When Waiting Becomes the Work
On formation, patience, and the slow work of God
There’s a moment… after the urgency fades… when everything goes quiet.
Not resolved.
Not answered.
Just quiet.
The kind of quiet that feels less like peace and more like absence. In the beginning, we couldn’t wait. Everything in us leaned forward… toward change, clarity, and movement. The tension felt like something to solve. Something to accelerate for the sake of the Gospel, or at least what we believed the Gospel required of us. But then nothing moved. Or at least, nothing we could measure. And this is where the spiritual life becomes more than intention. We assume waiting is what happens when nothing is going on. But in the way God works, waiting is rarely empty. It is often where the deepest work of formation takes place.
Waiting Is Not a Gap
We’ve been formed… culturally and religiously… to treat waiting like a gap between meaningful moments.
Between call and confirmation.
Between discernment and deployment.
Between prayer and response.
So we fill the space. We strategize. We spiritualize our urgency. We try to force movement in the name of faithfulness. But waiting is not empty. Waiting is a place. A place where God does slow, often hidden work… work that resists our plan but not our transformation.
Not quickly.
Not efficiently.
Not on demand.
The Subtle Danger of Urgency
Urgency can sound like faith. It can sound like conviction… like obedience. Like responsiveness to the Spirit. But urgency can also be something else. It can be anxiety with theological language. Not everything that feels urgent is obedience. And not everything that is slow is disobedience. We are not saved by our responsiveness to God’s timeline. We are formed by our surrender to it. What we call delay is often mercy. Or preparation. Or refinement that cannot be rushed without distorting the very vocation we are trying to live into.

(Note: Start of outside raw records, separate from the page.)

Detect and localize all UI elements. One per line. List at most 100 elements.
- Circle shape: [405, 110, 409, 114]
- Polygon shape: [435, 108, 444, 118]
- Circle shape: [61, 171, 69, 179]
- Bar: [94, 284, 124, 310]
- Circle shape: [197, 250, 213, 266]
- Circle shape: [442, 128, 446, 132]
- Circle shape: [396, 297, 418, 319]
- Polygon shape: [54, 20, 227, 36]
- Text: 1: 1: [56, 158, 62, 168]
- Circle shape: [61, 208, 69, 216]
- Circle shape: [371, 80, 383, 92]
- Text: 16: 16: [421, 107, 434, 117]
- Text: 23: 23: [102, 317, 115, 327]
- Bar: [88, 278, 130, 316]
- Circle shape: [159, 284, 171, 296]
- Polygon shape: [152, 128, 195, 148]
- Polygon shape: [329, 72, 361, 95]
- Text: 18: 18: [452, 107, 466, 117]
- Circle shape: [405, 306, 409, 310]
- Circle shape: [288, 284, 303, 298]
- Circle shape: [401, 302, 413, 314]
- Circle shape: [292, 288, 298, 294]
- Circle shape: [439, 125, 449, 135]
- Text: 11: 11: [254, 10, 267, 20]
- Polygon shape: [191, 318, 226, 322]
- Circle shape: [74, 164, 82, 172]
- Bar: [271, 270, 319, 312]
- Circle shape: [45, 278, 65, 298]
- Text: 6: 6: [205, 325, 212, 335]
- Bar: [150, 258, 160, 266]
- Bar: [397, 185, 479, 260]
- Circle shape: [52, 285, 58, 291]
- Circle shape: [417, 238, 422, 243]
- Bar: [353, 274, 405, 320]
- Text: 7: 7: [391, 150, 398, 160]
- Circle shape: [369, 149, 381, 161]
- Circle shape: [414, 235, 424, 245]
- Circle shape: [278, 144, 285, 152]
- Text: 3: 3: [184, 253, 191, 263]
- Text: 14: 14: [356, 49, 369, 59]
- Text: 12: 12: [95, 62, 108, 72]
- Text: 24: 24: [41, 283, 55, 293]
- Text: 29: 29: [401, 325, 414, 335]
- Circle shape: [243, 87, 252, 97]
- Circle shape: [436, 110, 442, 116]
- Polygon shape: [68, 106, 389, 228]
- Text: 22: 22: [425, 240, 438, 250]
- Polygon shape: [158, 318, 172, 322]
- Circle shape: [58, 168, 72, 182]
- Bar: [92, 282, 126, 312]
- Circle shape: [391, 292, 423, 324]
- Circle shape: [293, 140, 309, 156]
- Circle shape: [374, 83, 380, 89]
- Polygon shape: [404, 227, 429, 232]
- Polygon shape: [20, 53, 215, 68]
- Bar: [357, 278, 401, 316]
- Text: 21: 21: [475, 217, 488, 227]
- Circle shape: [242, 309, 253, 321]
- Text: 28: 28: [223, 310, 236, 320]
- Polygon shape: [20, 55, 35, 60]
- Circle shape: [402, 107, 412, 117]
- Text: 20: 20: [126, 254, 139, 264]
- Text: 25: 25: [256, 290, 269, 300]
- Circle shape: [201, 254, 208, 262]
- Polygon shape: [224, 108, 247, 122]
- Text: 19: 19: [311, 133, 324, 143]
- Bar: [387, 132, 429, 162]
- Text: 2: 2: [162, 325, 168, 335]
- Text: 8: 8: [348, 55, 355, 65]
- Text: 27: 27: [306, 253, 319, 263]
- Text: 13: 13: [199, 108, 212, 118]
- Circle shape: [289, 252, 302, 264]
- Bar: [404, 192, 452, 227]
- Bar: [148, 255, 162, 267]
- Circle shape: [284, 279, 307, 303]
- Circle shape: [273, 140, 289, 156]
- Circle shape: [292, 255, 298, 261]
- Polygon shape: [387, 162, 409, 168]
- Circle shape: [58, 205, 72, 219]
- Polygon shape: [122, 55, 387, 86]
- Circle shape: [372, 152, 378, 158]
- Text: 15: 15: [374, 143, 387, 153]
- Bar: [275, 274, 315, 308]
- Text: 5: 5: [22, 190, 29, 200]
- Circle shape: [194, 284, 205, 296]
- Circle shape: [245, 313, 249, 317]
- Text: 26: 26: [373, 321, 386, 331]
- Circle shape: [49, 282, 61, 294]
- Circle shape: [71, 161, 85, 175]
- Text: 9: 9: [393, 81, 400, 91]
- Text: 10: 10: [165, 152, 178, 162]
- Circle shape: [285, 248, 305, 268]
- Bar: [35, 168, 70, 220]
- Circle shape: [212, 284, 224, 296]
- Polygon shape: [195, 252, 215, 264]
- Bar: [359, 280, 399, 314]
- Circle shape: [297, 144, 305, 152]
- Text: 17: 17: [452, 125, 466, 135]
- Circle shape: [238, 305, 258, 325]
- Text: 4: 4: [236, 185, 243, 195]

The Pattern We Keep Missing
Scripture does not hide this pattern… it repeats it. Israel in the wilderness, learning dependence before promise. The long silence between prophets, where God is no less present for being unheard. Jesus himself, thirty hidden years before three years of public ministry. We tend to read these as prelude. But they are not prelude. They are formation. God is not in a hurry to produce what only time… and surrender… can faithfully sustain. Delay is not divine absence. It is often the means by which God prepares us to bear the weight of what we’ve been called to carry.
What Waiting Reveals
When the outward movement slows, the inward life becomes harder to ignore. Our fear and control surfaces. The quiet suspicion that maybe we’ve missed God altogether. Waiting confronts the illusion that we are managing outcomes in partnership with God. It reveals how much of our discipleship has been subtly shaped by productivity rather than presence. And in that revealing, there is invitation.
The Work Beneath the Work
Waiting is not passive. It is the work of remaining in Christ when there is no immediate evidence that anything is changing.
It is the work of:
Staying when you would rather escape.
Listening when God seems silent.
Releasing timelines you have confused with calling.
It is the work of being conformed… not to your expectations… but to Christ… not more efficient… more faithful.
Maybe We’re Not the Ones Waiting
We say we are waiting on God.
Waiting for clarity.
For provision.
For direction.
But Scripture suggests something more unsettling. God is patient…not slow, but patient. And that patience is not for God’s sake. It is for ours. What if God is waiting… not to act, but for us to become? To become the kind of people who can receive without grasping. Who can lead without controlling. Who can carry calling without confusing it for identity. Because some things cannot be entrusted to us until they no longer define us.
When Nothing Changes (But You Do)
There is a quieter transformation that takes place in waiting. Not dramatic. Not visible. But deeply real. Your reactions begin to shift. Your need to control loosens. Your identity becomes less tethered to outcomes and more rooted in Christ. The external circumstances may remain unchanged. But you are not unchanged. And that is not incidental to the work. It is the work. Because when movement comes… and it will… it will require a self that has been crucified, not just activated.
Stay
There is a kind of faith that moves. And there is a kind of faith that remains. That resists the urge to manufacture momentum. That trusts that God is at work…even when that work is hidden.
If nothing seems to be moving… you are not behind. You are not abandoned. You are not outside the will of God. You are being formed. So stay. Remain in Christ. Attend to what is being shaped in you. Let patience have its full work. Even here. Especially here.